Notre souhait est maintenant de retrouver des descendants ou d’autres renseignements sur ces deux familles en Espagne ?
Grâce à David Ferrer de Sabadell, à qui j’adresse mes plus sincères remerciements, il a été possible de retrouver une fille de Pilar Calderó Larrey qui demeure à Terrassa et d’obtenir des photos de cette famille Aso Larrey et Calderó Larrey.
Concernant la famille Ortiz Montejo, c’est également David qui m’a fait connaître le triste destin de José Ortiz Giménez, déporté à Mauthausen, Gusen et gazé au château de Hartheim le 26/09/1941.
David est professeur et historien. Il a écrit en 2010 le livre “Recuerda”: Españoles en la masacre de Oradour-sur-Glane ou l’histoire des 19 réfugiés républicains espagnols assassinés dans ce village martyr le 10 juin 1944 par la division SS Das Reich. Il a fait corriger les erreurs incluses dans les noms des victimes espagnoles. En 2020, David a retrouvé la 643e victime de ce massacre qui se nomme Ramona Domínguez Gil originaire de la province de Zaragoza.
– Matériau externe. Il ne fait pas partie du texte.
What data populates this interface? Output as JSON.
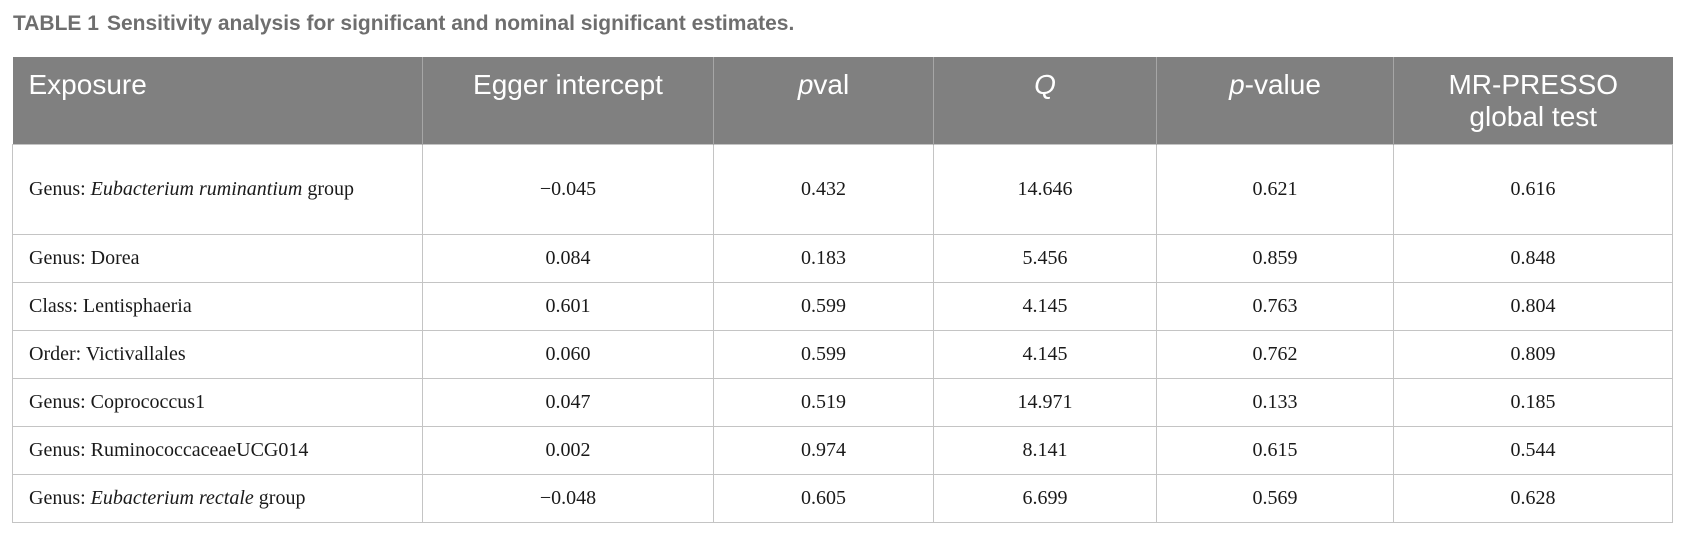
{
  "caption": {
    "label": "TABLE 1",
    "text": "Sensitivity analysis for significant and nominal significant estimates."
  },
  "table": {
    "headers": {
      "exposure": "Exposure",
      "egger_intercept": "Egger intercept",
      "pval_italic": "p",
      "pval_rest": "val",
      "q": "Q",
      "pvalue_italic": "p",
      "pvalue_rest": "-value",
      "mrpresso": "MR-PRESSO global test"
    },
    "rows": [
      {
        "exposure_prefix": "Genus: ",
        "exposure_italic": "Eubacterium ruminantium",
        "exposure_suffix": " group",
        "egger": "−0.045",
        "pval": "0.432",
        "q": "14.646",
        "pvalue": "0.621",
        "mrpresso": "0.616"
      },
      {
        "exposure_prefix": "Genus: Dorea",
        "egger": "0.084",
        "pval": "0.183",
        "q": "5.456",
        "pvalue": "0.859",
        "mrpresso": "0.848"
      },
      {
        "exposure_prefix": "Class: Lentisphaeria",
        "egger": "0.601",
        "pval": "0.599",
        "q": "4.145",
        "pvalue": "0.763",
        "mrpresso": "0.804"
      },
      {
        "exposure_prefix": "Order: Victivallales",
        "egger": "0.060",
        "pval": "0.599",
        "q": "4.145",
        "pvalue": "0.762",
        "mrpresso": "0.809"
      },
      {
        "exposure_prefix": "Genus: Coprococcus1",
        "egger": "0.047",
        "pval": "0.519",
        "q": "14.971",
        "pvalue": "0.133",
        "mrpresso": "0.185"
      },
      {
        "exposure_prefix": "Genus: RuminococcaceaeUCG014",
        "egger": "0.002",
        "pval": "0.974",
        "q": "8.141",
        "pvalue": "0.615",
        "mrpresso": "0.544"
      },
      {
        "exposure_prefix": "Genus: ",
        "exposure_italic": "Eubacterium rectale",
        "exposure_suffix": " group",
        "egger": "−0.048",
        "pval": "0.605",
        "q": "6.699",
        "pvalue": "0.569",
        "mrpresso": "0.628"
      }
    ]
  }
}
Premier message de remerciements du 26/04/2023 de Pilar Bretones, la fille de Pilar Calderó Larrey : ” Sra Claudine, Muchas gracias por todo, la verdad que ha sido muy emotivo tener información de estas vivencias de mi madre y mi abuela, me ha hecho muy feliz. Como le hice saber al Sr David (Ferrer Revull) estoy muy agradecida ya que con personas como ustedes implicadas con la historia nos acercan más a nuestras raices y mantienen la historia viva sin que caiga en el olvido. Reciba un cordial saludo”.
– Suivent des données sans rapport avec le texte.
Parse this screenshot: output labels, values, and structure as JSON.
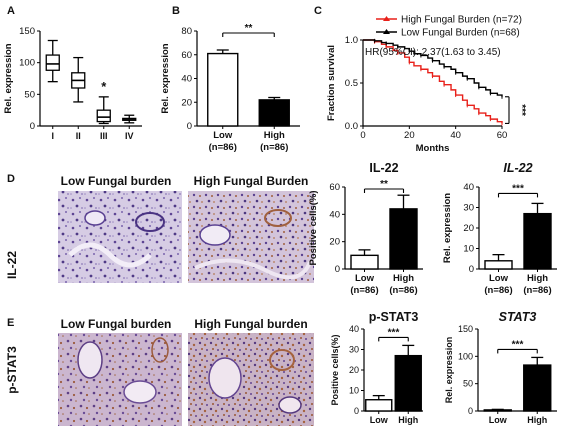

Traduction proposée : Claudine, Merci beaucoup pour tout, la vérité est que cela a été très émouvant d’avoir des informations sur les expériences vécues par ma mère et ma grand-mère, cela m’a fait très plaisir. Comme je l’ai fait savoir à M. David (Ferrer Revull) je vous suis très reconnaissante car avec des personnes comme vous impliquées dans l’histoire, vous nous rapprochez de nos racines et faites vivre l’histoire sans qu’elle ne tombe dans l’oubli. Cordiales salutations.
Deuxième message de remerciements du 27/04/2023 de Pilar Bretones, la fille de Pilar Calderó Larrey : ” Muchas gracias. La verdad que ni en sueños se podrían haber imaginado que su nieta y bisnieta la podrían ver en una página por internet leyendo parte de su historia tan sumamente interesante. Me reitero en darle las gracias por su labor.”
Traduction proposée : Merci beaucoup. La vérité est que même en rêve, l’on n’aurait pas pu imaginer que leurs petite-fille et arrière-petite-fille puissent la voir sur une page Internet et lire une partie de son histoire extrêmement intéressante. Je réitère mes remerciements pour votre travail.